1 cup all-purpose flour, spooned and leveled
1/4 cup unsweetened cocoa powder (I used Scharffenberger Natural cocoa powder)
1/2 teaspoon baking powder
1/2 teaspoon salt
8 tablespoons (1 stick) unsalted butter, cut into pieces
8 ounces semisweet or bittersweet chocolate, chopped (I used bittersweet chocolate)
1 1/4 cups sugar
3 large eggs
1 sleeve Girl Scout Thin Mint cookies, chopped. (Okay, Thin Mints keep shrinking to keep the price at $4 a box. So, it is 3 1/2 ounces of Thin Mints or 16 cookies)

1. Preheat oven to 350 degrees. Line 9 x 9 square pan with parchment paper and butter or spray with Pam with flour (that's my method). In a small bowl, whisk flour, cocoa, baking powder, and salt; set aside.

2. Place butter and semi-sweet or bittersweet chocolate in a large heat-proof bowl set over (not in) a saucepan of gently simmering water. Heat, stirring occasionally, until smooth. Remove bowl from heat. Add sugar; mix to combine. Add eggs one at a time, and mix to combine. Add flour mixture; mix just until moistened (do not overmix). Fold in chopped Girl Scout Thin Mints. Transfer batter to prepared pan; smooth top.

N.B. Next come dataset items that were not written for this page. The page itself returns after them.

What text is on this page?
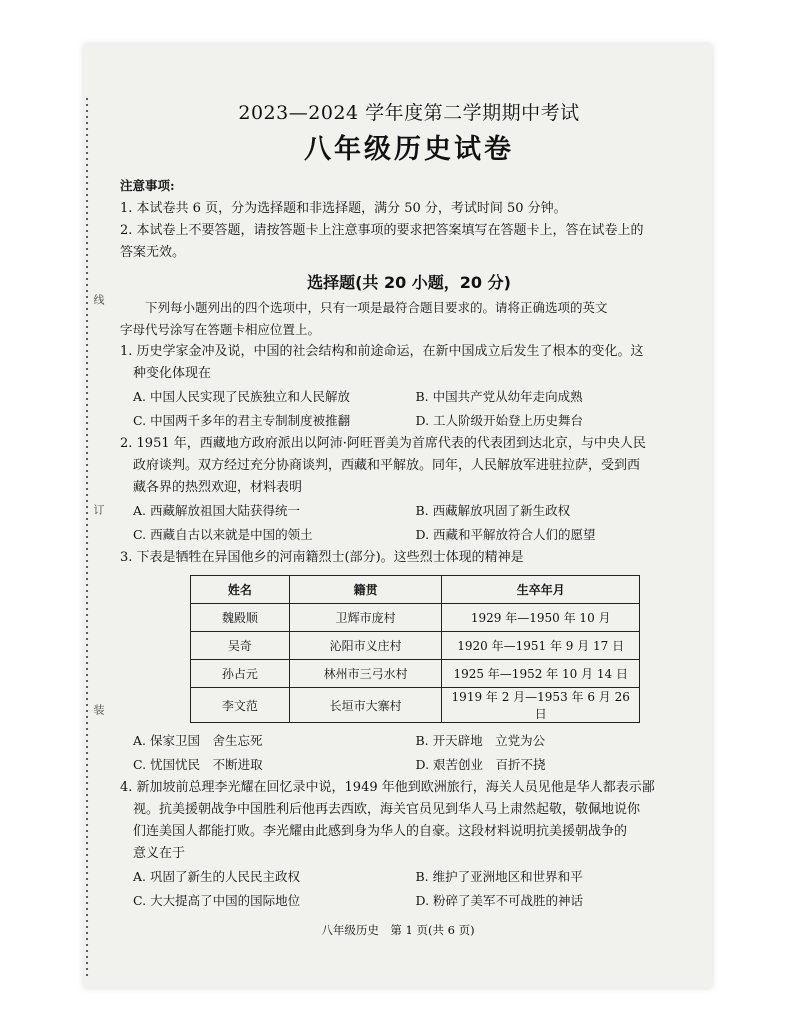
线
订
装
2023—2024 学年度第二学期期中考试
八年级历史试卷
注意事项:

1. 本试卷共 6 页，分为选择题和非选择题，满分 50 分，考试时间 50 分钟。

2. 本试卷上不要答题，请按答题卡上注意事项的要求把答案填写在答题卡上，答在试卷上的

答案无效。

选择题(共 20 小题，20 分)

下列每小题列出的四个选项中，只有一项是最符合题目要求的。请将正确选项的英文

字母代号涂写在答题卡相应位置上。

1. 历史学家金冲及说，中国的社会结构和前途命运，在新中国成立后发生了根本的变化。这

种变化体现在

A. 中国人民实现了民族独立和人民解放	B. 中国共产党从幼年走向成熟
C. 中国两千多年的君主专制制度被推翻	D. 工人阶级开始登上历史舞台

2. 1951 年，西藏地方政府派出以阿沛·阿旺晋美为首席代表的代表团到达北京，与中央人民

政府谈判。双方经过充分协商谈判，西藏和平解放。同年，人民解放军进驻拉萨，受到西

藏各界的热烈欢迎，材料表明

A. 西藏解放祖国大陆获得统一	B. 西藏解放巩固了新生政权
C. 西藏自古以来就是中国的领土	D. 西藏和平解放符合人们的愿望

3. 下表是牺牲在异国他乡的河南籍烈士(部分)。这些烈士体现的精神是

姓名	籍贯	生卒年月
魏殿顺	卫辉市庞村	1929 年—1950 年 10 月
吴奇	沁阳市义庄村	1920 年—1951 年 9 月 17 日
孙占元	林州市三弓水村	1925 年—1952 年 10 月 14 日
李文范	长垣市大寨村	1919 年 2 月—1953 年 6 月 26 日
A. 保家卫国　舍生忘死	B. 开天辟地　立党为公
C. 忧国忧民　不断进取	D. 艰苦创业　百折不挠

4. 新加坡前总理李光耀在回忆录中说，1949 年他到欧洲旅行，海关人员见他是华人都表示鄙

视。抗美援朝战争中国胜利后他再去西欧，海关官员见到华人马上肃然起敬，敬佩地说你

们连美国人都能打败。李光耀由此感到身为华人的自豪。这段材料说明抗美援朝战争的

意义在于

A. 巩固了新生的人民民主政权	B. 维护了亚洲地区和世界和平
C. 大大提高了中国的国际地位	D. 粉碎了美军不可战胜的神话
八年级历史　第 1 页(共 6 页)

3. Bake until a toothpick inserted in center comes out with a few moist crumbs attached, 40-50 minutes. (Be sure to check them early. The recipe says "50-60 minutes" but I checked mine at 50 minutes and they were way done). Cool in pan for 30 minutes. Using paper overhang, lift brownies out of pan; transfer to a rack to cool completely (still on paper). On a cutting board, using a dampened serrated knife, cut into squares.